The Global Network of Sex Work Projects (NSWP) stands by Human Rights Defender Alejandra Gil and Amnesty International’s decision to adopt a policy to protect the human rights of sex workers, including the full decriminalisation of sex work. Amnesty International’s support for decriminalisation draws attention to the types of human rights abuses sex workers often experience, such as the arrest and sentencing of Alejandra Gil under new human trafficking legislation which conflates sex work and human trafficking.

Mexico’s new anti-trafficking law is broad and following Alejandra’s arrest, a letter condemning the treatment of her and her son under Mexico’s new ‘anti-trafficking’ law was signed by over 100 international organisations, human rights activists and researchers.

Alejandra, before being arrested, was running the sex worker-led organisation APROASE, an organisation that offered sliding-scale health services to street-based sex workers in Mexico City. Sex workers pay for health and other services in a fee-for-service arrangement, it is not difficult to see how the prosecutors used this fee structure to argue that Alejandra was living off the earnings of ‘prostitution’ or human trafficking under current Mexican law. It is important to remember Alejandra openly challenged and condemned human rights abuses, such as trafficking and abusive practices within sex work for nearly thirty years. Prior to her arrest Alejandra was working to develop a rights-based anti-trafficking tool to be used by sex workers. Sex workers have many diverse working relationships, sometimes as both employees and employers. Laws and policies that target ‘third parties’ under the premise of state ‘protection’ of sex workers, increase vulnerability to abuse and exploitation, and create real barriers for sex worker-led organisations organising to advocate for labour rights and the protection of human rights.

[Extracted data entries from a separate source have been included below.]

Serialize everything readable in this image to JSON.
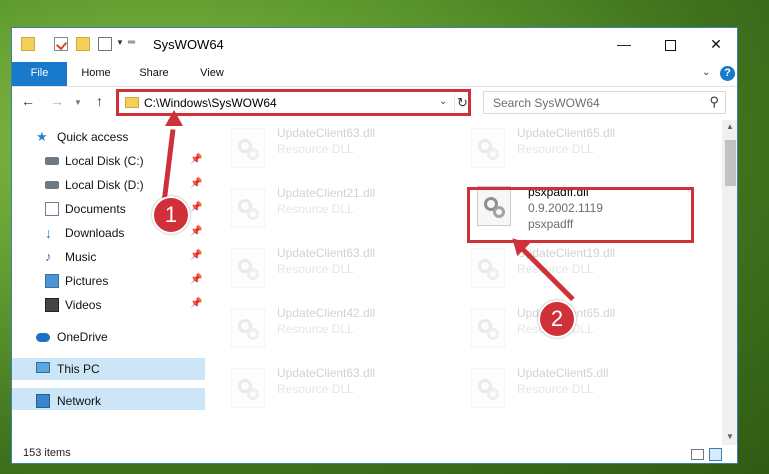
{
  "window": {
    "title": "SysWOW64",
    "controls": {
      "minimize": "—",
      "maximize": "",
      "close": "✕"
    }
  },
  "ribbon": {
    "tabs": [
      "File",
      "Home",
      "Share",
      "View"
    ]
  },
  "nav": {
    "address": "C:\\Windows\\SysWOW64",
    "search_placeholder": "Search SysWOW64"
  },
  "sidebar": {
    "items": [
      {
        "label": "Quick access",
        "icon": "star-icon",
        "pinned": false
      },
      {
        "label": "Local Disk (C:)",
        "icon": "drive-icon",
        "pinned": true
      },
      {
        "label": "Local Disk (D:)",
        "icon": "drive-icon",
        "pinned": true
      },
      {
        "label": "Documents",
        "icon": "documents-icon",
        "pinned": true
      },
      {
        "label": "Downloads",
        "icon": "download-icon",
        "pinned": true
      },
      {
        "label": "Music",
        "icon": "music-icon",
        "pinned": true
      },
      {
        "label": "Pictures",
        "icon": "pictures-icon",
        "pinned": true
      },
      {
        "label": "Videos",
        "icon": "videos-icon",
        "pinned": true
      },
      {
        "label": "OneDrive",
        "icon": "cloud-icon"
      },
      {
        "label": "This PC",
        "icon": "computer-icon",
        "selected": true
      },
      {
        "label": "Network",
        "icon": "network-icon"
      }
    ]
  },
  "files": [
    {
      "name": "UpdateClient63.dll",
      "meta1": "Resource DLL",
      "meta2": ""
    },
    {
      "name": "UpdateClient65.dll",
      "meta1": "Resource DLL",
      "meta2": ""
    },
    {
      "name": "UpdateClient21.dll",
      "meta1": "Resource DLL",
      "meta2": ""
    },
    {
      "name": "psxpadff.dll",
      "meta1": "0.9.2002.1119",
      "meta2": "psxpadff"
    },
    {
      "name": "UpdateClient63.dll",
      "meta1": "Resource DLL",
      "meta2": ""
    },
    {
      "name": "UpdateClient19.dll",
      "meta1": "Resource DLL",
      "meta2": ""
    },
    {
      "name": "UpdateClient42.dll",
      "meta1": "Resource DLL",
      "meta2": ""
    },
    {
      "name": "UpdateClient65.dll",
      "meta1": "Resource DLL",
      "meta2": ""
    },
    {
      "name": "UpdateClient63.dll",
      "meta1": "Resource DLL",
      "meta2": ""
    },
    {
      "name": "UpdateClient5.dll",
      "meta1": "Resource DLL",
      "meta2": ""
    }
  ],
  "status": {
    "item_count": "153 items"
  },
  "callouts": {
    "one": "1",
    "two": "2"
  },
  "colors": {
    "accent": "#1979ca",
    "highlight": "#d0303a",
    "selected": "#cce6f7"
  }
}
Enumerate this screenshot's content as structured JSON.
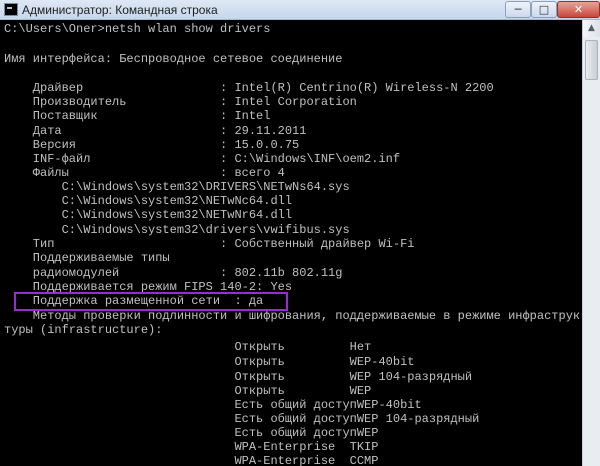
{
  "window": {
    "title": "Администратор: Командная строка",
    "minimize_glyph": "─",
    "maximize_glyph": "□",
    "close_glyph": "✕"
  },
  "console": {
    "lines": [
      "C:\\Users\\Oner>netsh wlan show drivers",
      "",
      "Имя интерфейса: Беспроводное сетевое соединение",
      "",
      "    Драйвер                   : Intel(R) Centrino(R) Wireless-N 2200",
      "    Производитель             : Intel Corporation",
      "    Поставщик                 : Intel",
      "    Дата                      : 29.11.2011",
      "    Версия                    : 15.0.0.75",
      "    INF-файл                  : C:\\Windows\\INF\\oem2.inf",
      "    Файлы                     : всего 4",
      "        C:\\Windows\\system32\\DRIVERS\\NETwNs64.sys",
      "        C:\\Windows\\system32\\NETwNc64.dll",
      "        C:\\Windows\\system32\\NETwNr64.dll",
      "        C:\\Windows\\system32\\drivers\\vwifibus.sys",
      "    Тип                       : Собственный драйвер Wi-Fi",
      "    Поддерживаемые типы",
      "    радиомодулей              : 802.11b 802.11g",
      "    Поддерживается режим FIPS 140-2: Yes",
      "    Поддержка размещенной сети  : да",
      "    Методы проверки подлинности и шифрования, поддерживаемые в режиме инфраструк",
      "туры (infrastructure):",
      "                                Открыть         Нет",
      "                                Открыть         WEP-40bit",
      "                                Открыть         WEP 104-разрядный",
      "                                Открыть         WEP",
      "                                Есть общий доступWEP-40bit",
      "                                Есть общий доступWEP 104-разрядный",
      "                                Есть общий доступWEP",
      "                                WPA-Enterprise  TKIP",
      "                                WPA-Enterprise  CCMP"
    ]
  },
  "scrollbar": {
    "up_glyph": "▲"
  }
}
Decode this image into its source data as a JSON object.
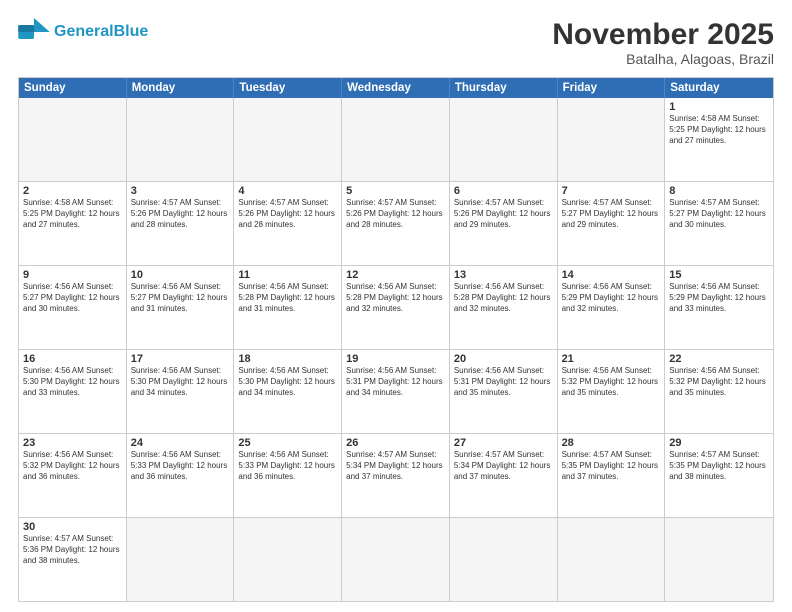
{
  "header": {
    "logo_general": "General",
    "logo_blue": "Blue",
    "month_year": "November 2025",
    "location": "Batalha, Alagoas, Brazil"
  },
  "weekdays": [
    "Sunday",
    "Monday",
    "Tuesday",
    "Wednesday",
    "Thursday",
    "Friday",
    "Saturday"
  ],
  "rows": [
    [
      {
        "day": "",
        "text": ""
      },
      {
        "day": "",
        "text": ""
      },
      {
        "day": "",
        "text": ""
      },
      {
        "day": "",
        "text": ""
      },
      {
        "day": "",
        "text": ""
      },
      {
        "day": "",
        "text": ""
      },
      {
        "day": "1",
        "text": "Sunrise: 4:58 AM\nSunset: 5:25 PM\nDaylight: 12 hours and 27 minutes."
      }
    ],
    [
      {
        "day": "2",
        "text": "Sunrise: 4:58 AM\nSunset: 5:25 PM\nDaylight: 12 hours and 27 minutes."
      },
      {
        "day": "3",
        "text": "Sunrise: 4:57 AM\nSunset: 5:26 PM\nDaylight: 12 hours and 28 minutes."
      },
      {
        "day": "4",
        "text": "Sunrise: 4:57 AM\nSunset: 5:26 PM\nDaylight: 12 hours and 28 minutes."
      },
      {
        "day": "5",
        "text": "Sunrise: 4:57 AM\nSunset: 5:26 PM\nDaylight: 12 hours and 28 minutes."
      },
      {
        "day": "6",
        "text": "Sunrise: 4:57 AM\nSunset: 5:26 PM\nDaylight: 12 hours and 29 minutes."
      },
      {
        "day": "7",
        "text": "Sunrise: 4:57 AM\nSunset: 5:27 PM\nDaylight: 12 hours and 29 minutes."
      },
      {
        "day": "8",
        "text": "Sunrise: 4:57 AM\nSunset: 5:27 PM\nDaylight: 12 hours and 30 minutes."
      }
    ],
    [
      {
        "day": "9",
        "text": "Sunrise: 4:56 AM\nSunset: 5:27 PM\nDaylight: 12 hours and 30 minutes."
      },
      {
        "day": "10",
        "text": "Sunrise: 4:56 AM\nSunset: 5:27 PM\nDaylight: 12 hours and 31 minutes."
      },
      {
        "day": "11",
        "text": "Sunrise: 4:56 AM\nSunset: 5:28 PM\nDaylight: 12 hours and 31 minutes."
      },
      {
        "day": "12",
        "text": "Sunrise: 4:56 AM\nSunset: 5:28 PM\nDaylight: 12 hours and 32 minutes."
      },
      {
        "day": "13",
        "text": "Sunrise: 4:56 AM\nSunset: 5:28 PM\nDaylight: 12 hours and 32 minutes."
      },
      {
        "day": "14",
        "text": "Sunrise: 4:56 AM\nSunset: 5:29 PM\nDaylight: 12 hours and 32 minutes."
      },
      {
        "day": "15",
        "text": "Sunrise: 4:56 AM\nSunset: 5:29 PM\nDaylight: 12 hours and 33 minutes."
      }
    ],
    [
      {
        "day": "16",
        "text": "Sunrise: 4:56 AM\nSunset: 5:30 PM\nDaylight: 12 hours and 33 minutes."
      },
      {
        "day": "17",
        "text": "Sunrise: 4:56 AM\nSunset: 5:30 PM\nDaylight: 12 hours and 34 minutes."
      },
      {
        "day": "18",
        "text": "Sunrise: 4:56 AM\nSunset: 5:30 PM\nDaylight: 12 hours and 34 minutes."
      },
      {
        "day": "19",
        "text": "Sunrise: 4:56 AM\nSunset: 5:31 PM\nDaylight: 12 hours and 34 minutes."
      },
      {
        "day": "20",
        "text": "Sunrise: 4:56 AM\nSunset: 5:31 PM\nDaylight: 12 hours and 35 minutes."
      },
      {
        "day": "21",
        "text": "Sunrise: 4:56 AM\nSunset: 5:32 PM\nDaylight: 12 hours and 35 minutes."
      },
      {
        "day": "22",
        "text": "Sunrise: 4:56 AM\nSunset: 5:32 PM\nDaylight: 12 hours and 35 minutes."
      }
    ],
    [
      {
        "day": "23",
        "text": "Sunrise: 4:56 AM\nSunset: 5:32 PM\nDaylight: 12 hours and 36 minutes."
      },
      {
        "day": "24",
        "text": "Sunrise: 4:56 AM\nSunset: 5:33 PM\nDaylight: 12 hours and 36 minutes."
      },
      {
        "day": "25",
        "text": "Sunrise: 4:56 AM\nSunset: 5:33 PM\nDaylight: 12 hours and 36 minutes."
      },
      {
        "day": "26",
        "text": "Sunrise: 4:57 AM\nSunset: 5:34 PM\nDaylight: 12 hours and 37 minutes."
      },
      {
        "day": "27",
        "text": "Sunrise: 4:57 AM\nSunset: 5:34 PM\nDaylight: 12 hours and 37 minutes."
      },
      {
        "day": "28",
        "text": "Sunrise: 4:57 AM\nSunset: 5:35 PM\nDaylight: 12 hours and 37 minutes."
      },
      {
        "day": "29",
        "text": "Sunrise: 4:57 AM\nSunset: 5:35 PM\nDaylight: 12 hours and 38 minutes."
      }
    ],
    [
      {
        "day": "30",
        "text": "Sunrise: 4:57 AM\nSunset: 5:36 PM\nDaylight: 12 hours and 38 minutes."
      },
      {
        "day": "",
        "text": ""
      },
      {
        "day": "",
        "text": ""
      },
      {
        "day": "",
        "text": ""
      },
      {
        "day": "",
        "text": ""
      },
      {
        "day": "",
        "text": ""
      },
      {
        "day": "",
        "text": ""
      }
    ]
  ]
}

The UNAIDS Guidance Note on HIV and Sex Work clearly states that many anti-trafficking laws encourage the assumption “that all or most sex workers are trafficked into sex work against their will.” It also clearly calls for anti-trafficking interventions to “be reviewed and evaluations carried out to ensure that the human rights of both sex workers and trafficked persons are being protected.” Criminalisation of sex work impedes the anti-trafficking efforts of sex worker-led organisations and makes it easier for sex workers to be wrongly categorised as trafficked persons or as human traffickers. Anti-trafficking initiatives must be evidence-based and grounded in human rights principals. They must not negatively impact on the human rights of sex workers, their clients or third parties.

Amnesty International’s recent resolution calling for the protection of sex workers’ human rights, including the full decriminalisation of sex work, supports interventions and initiatives that are evidence-based and grounded in human rights principles. The law used to arrest Alejandra does not fit these criteria. Her sentence was imposed by legislation that is based upon stigmatising and discriminatory assumptions that conflate sex work and human trafficking.

Amnesty International joined other major international agencies such as UNAIDS, WHO, Human Rights Watch, the Lancet, GAATW in the call for the decriminalisation of sex work as the best way to uphold the human rights of sex workers.

NSWP would like to share a message from Alejandra, as a respected sex worker rights advocate in Latin America: Alejandra asks sex workers and allies around the world to make her case and other cases like hers more visible, so that laws can be changed and the rights of those involved in sex work can be protected.

Alejandra calls on researchers and academics to investigate how many sex workers are being unfairly detained under trafficking offenses in Mexico and other countries in the world. Alejandra calls on governments to revise their anti-trafficking laws and policies, particularly because victims are not being found and sex workers are being severely damaged.

Amnesty International also calls on governments to review their laws related to sex work to ensure they protect sex workers’ rights.